HOLLYWOOD AND THE ARTS
— Streaming service Disney+ launched to massive anticipation and (surprise!) technical glitches. One of its new original series, “The Mandalorian,” is the first live-action series in the “Star Wars” universe. TV critic Lorraine Ali says the first episode is the epitome of “Star Wars”: a safe, entertaining blockbuster.
— “Parasite” and its take on the class divide could end South Korea’s dry spell at the Oscars.
— “Mixed-ish” showrunner Karin Gist explains how Hollywood still makes inclusion hard to achieve.
— Netflix is out with its first look at its upcoming series about Selena.
— Hate crimes rose sharply last year against Latinos and transgender people, per new FBI data, and there was a shift overall toward hate crimes against people, not property.

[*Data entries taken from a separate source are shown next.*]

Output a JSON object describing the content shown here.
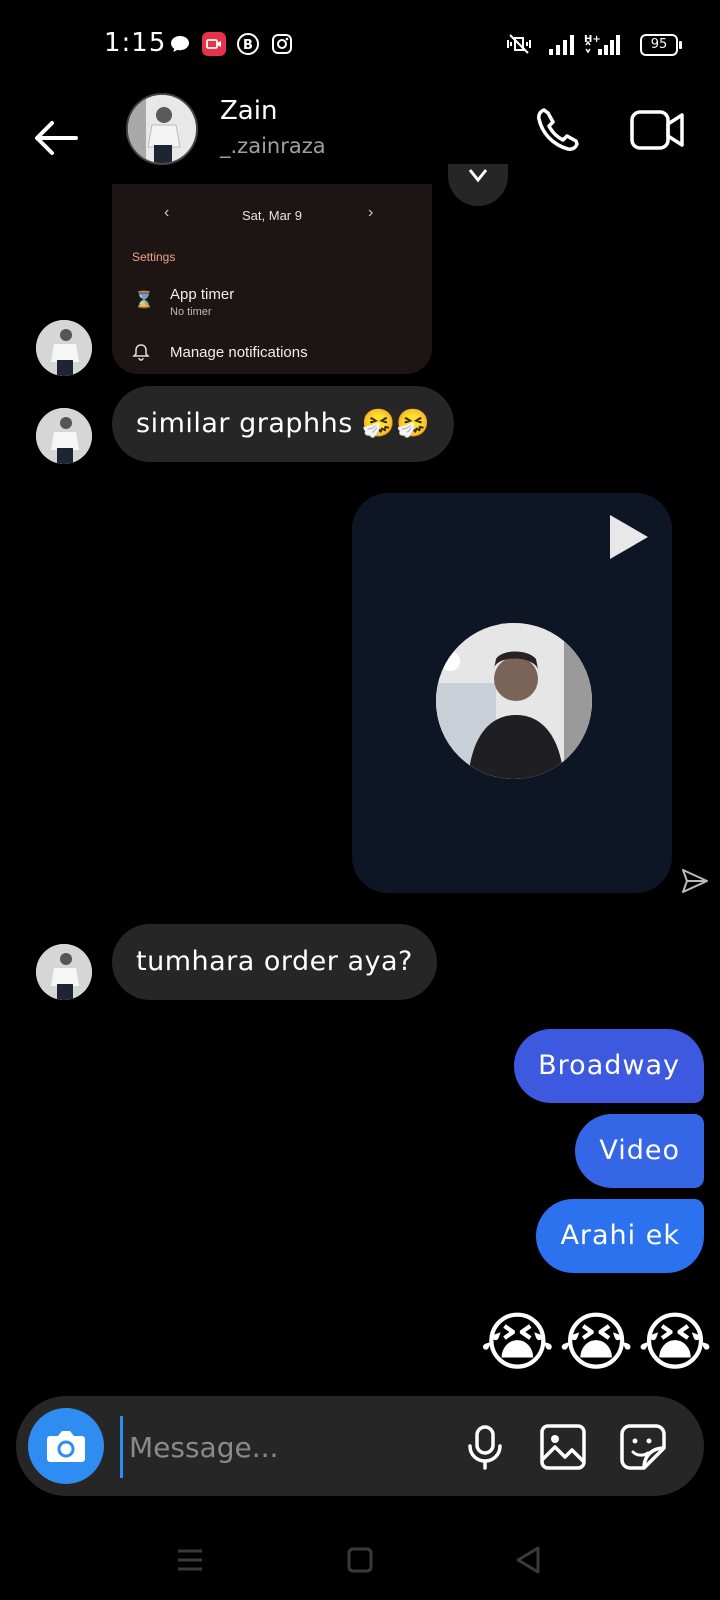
{
  "status_bar": {
    "time": "1:15",
    "battery": "95"
  },
  "header": {
    "name": "Zain",
    "username": "_.zainraza"
  },
  "shared_screenshot": {
    "date": "Sat, Mar 9",
    "prev_arrow": "‹",
    "next_arrow": "›",
    "section": "Settings",
    "rows": [
      {
        "title": "App timer",
        "subtitle": "No timer"
      },
      {
        "title": "Manage notifications"
      }
    ]
  },
  "messages": {
    "incoming_1": "similar graphhs 🤧🤧",
    "incoming_2": "tumhara order aya?",
    "outgoing_1": "Broadway",
    "outgoing_2": "Video",
    "outgoing_3": "Arahi ek",
    "emoji_reaction": "😭😭😭"
  },
  "composer": {
    "placeholder": "Message..."
  },
  "colors": {
    "bubble_incoming": "#262626",
    "bubble_outgoing_1": "#3c59e0",
    "bubble_outgoing_2": "#3466e6",
    "bubble_outgoing_3": "#2c72ee",
    "camera_button": "#2f8cf0",
    "background": "#000000"
  }
}
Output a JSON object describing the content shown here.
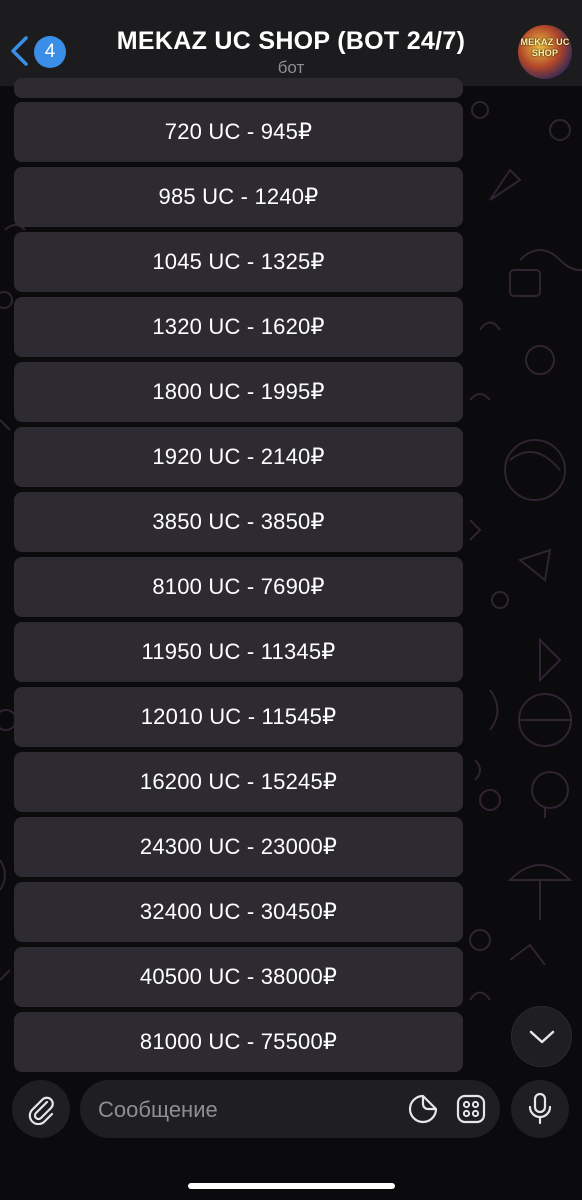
{
  "header": {
    "back_badge": "4",
    "title": "MEKAZ UC SHOP (BOT 24/7)",
    "subtitle": "бот",
    "avatar_text": "MEKAZ UC SHOP"
  },
  "keyboard": {
    "buttons": [
      "720 UC - 945₽",
      "985 UC - 1240₽",
      "1045 UC - 1325₽",
      "1320 UC - 1620₽",
      "1800 UC - 1995₽",
      "1920 UC - 2140₽",
      "3850 UC - 3850₽",
      "8100 UC - 7690₽",
      "11950 UC - 11345₽",
      "12010 UC - 11545₽",
      "16200 UC - 15245₽",
      "24300 UC - 23000₽",
      "32400 UC - 30450₽",
      "40500 UC - 38000₽",
      "81000 UC - 75500₽"
    ]
  },
  "composer": {
    "placeholder": "Сообщение"
  },
  "icons": {
    "back": "chevron-left-icon",
    "attach": "paperclip-icon",
    "sticker": "sticker-icon",
    "bot_menu": "bot-command-menu-icon",
    "mic": "microphone-icon",
    "scroll_down": "chevron-down-icon"
  },
  "colors": {
    "accent": "#3a8ee6",
    "header_bg": "#1c1c1e",
    "button_bg": "#2e2a31",
    "background": "#0b0a0c"
  }
}
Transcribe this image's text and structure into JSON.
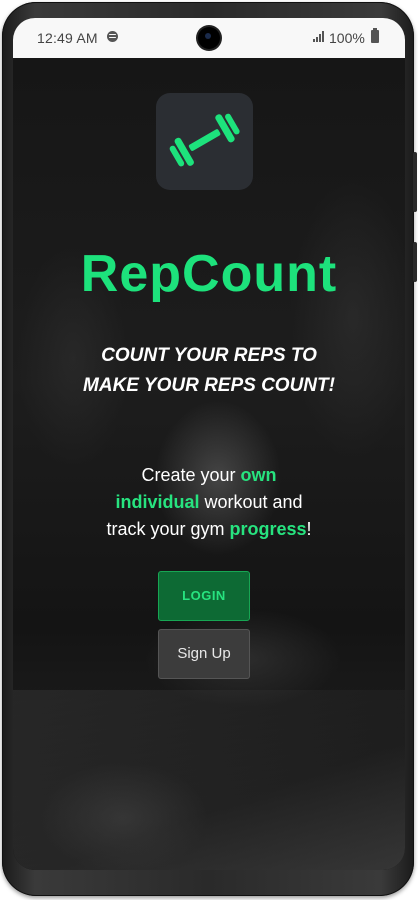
{
  "status_bar": {
    "time": "12:49 AM",
    "battery": "100%",
    "icons": [
      "spotify-icon",
      "signal-icon",
      "battery-icon"
    ]
  },
  "app": {
    "name": "RepCount",
    "logo_icon": "dumbbell-icon",
    "accent_color": "#1de27c"
  },
  "slogan": {
    "line1": "COUNT YOUR REPS TO",
    "line2": "MAKE YOUR REPS COUNT!"
  },
  "description": {
    "part1": "Create your ",
    "highlight1": "own",
    "highlight2": "individual",
    "part2": " workout and",
    "part3": "track your gym ",
    "highlight3": "progress",
    "part4": "!"
  },
  "buttons": {
    "login": "LOGIN",
    "signup": "Sign Up"
  }
}
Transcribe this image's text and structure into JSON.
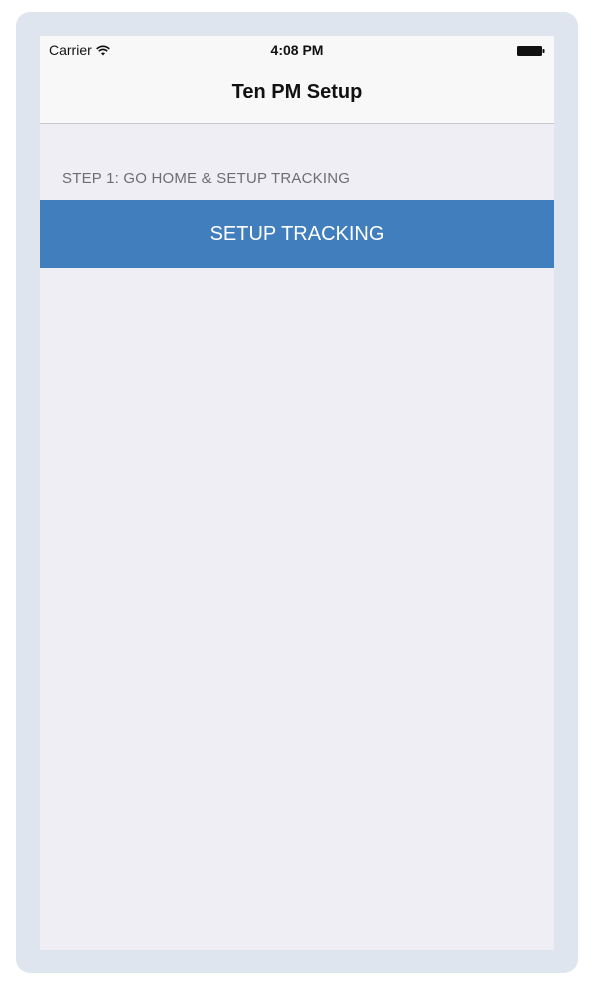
{
  "status_bar": {
    "carrier": "Carrier",
    "time": "4:08 PM",
    "wifi_icon": "wifi-icon",
    "battery_icon": "battery-icon"
  },
  "nav": {
    "title": "Ten PM Setup"
  },
  "step1": {
    "header": "STEP 1: GO HOME & SETUP TRACKING",
    "button_label": "SETUP TRACKING"
  },
  "colors": {
    "accent": "#417ebe",
    "background": "#efeef4",
    "frame": "#dfe5ee",
    "bar": "#f8f8f8"
  }
}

— From 7-degree cold in Chicago and dustings in Memphis to record snowfall in famously snowy Buffalo, a broad swath of the eastern half of the U.S. saw snow and cold records shattered as it was slammed by an arctic air mass that started in Siberia.
— Ousted Bolivian President Evo Morales landed in Mexico, where he has been granted political asylum. The avowed socialist, who became his country’s first indigenous president, has pledged to return and says he was the victim of a coup. Meanwhile, an opposition senator has declared herself interim president, and the U.S. appeared to recognize her as Bolivia’s new leader.
— JetBlue is jumping on the budget-economy bandwagon with a no-frills fare option of its own, dubbed Blue Basic.
— Richard Plepler, who led HBO through its creative renaissance with “Game of Thrones” and other shows, is in advanced talks with Apple for a production deal to create original programming for its streaming service.
— As head coach of the Phoenix Suns, onetime Lakers coaching candidate Monty Williams has his new team off to a fast start. But the LeBron James and Kyle Kuzma led a late surge as the Lakers won Tuesday night at Phoenix, 123-115.
— Paul George will make his Clippers debut on the road this week, perhaps as soon as today in Houston.
— Matt Luff is bringing a more measured mind-set to what he hopes will be his second extended stint with the Kings.
— Regardless of what the Supreme Court does, Congress should make DACA stronger and permanent, The Times Editorial Board writes.
— The U.S. has helped create a world in which extrajudicial drone executions are the norm, writes human rights advocate Jennifer Gibson.
— Acting White House Chief of Staff Mick Mulvaney‘s defiance of Democrats’ subpoenas in their impeachment inquiry highlights how limited Congress’ power is to enforce its demands, writes deputy editorial page editor Jon Healey.
WHAT OUR EDITORS ARE READING
— After the deadly crashes of two 737 Max jets, Boeing first blamed the pilots. Then a victim’s family — including a famous consumer-advocate uncle — got involved. (ProPublica / The New Yorker)
— Inside WeWork‘s toxic phone booths. (Businessweek)
— Tiny biotech companies, not giant drug makers, are worried House Speaker Nancy Pelosi’s drug pricing bill could be “devastating” to their industry. (Stat News)
ONLY IN CALIFORNIA
Art Shapiro is a professor of evolution and ecology at UC Davis and a collector of quotes, books, names and stories. Particular interests include Argentinian politics, hermetic texts, meteorology and cheap beer. His specialty, though, is butterflies. For nearly half a century, he has meticulously tracked butterfly populations at 10 sites in north-central California. And at 73, he has no plans to retire.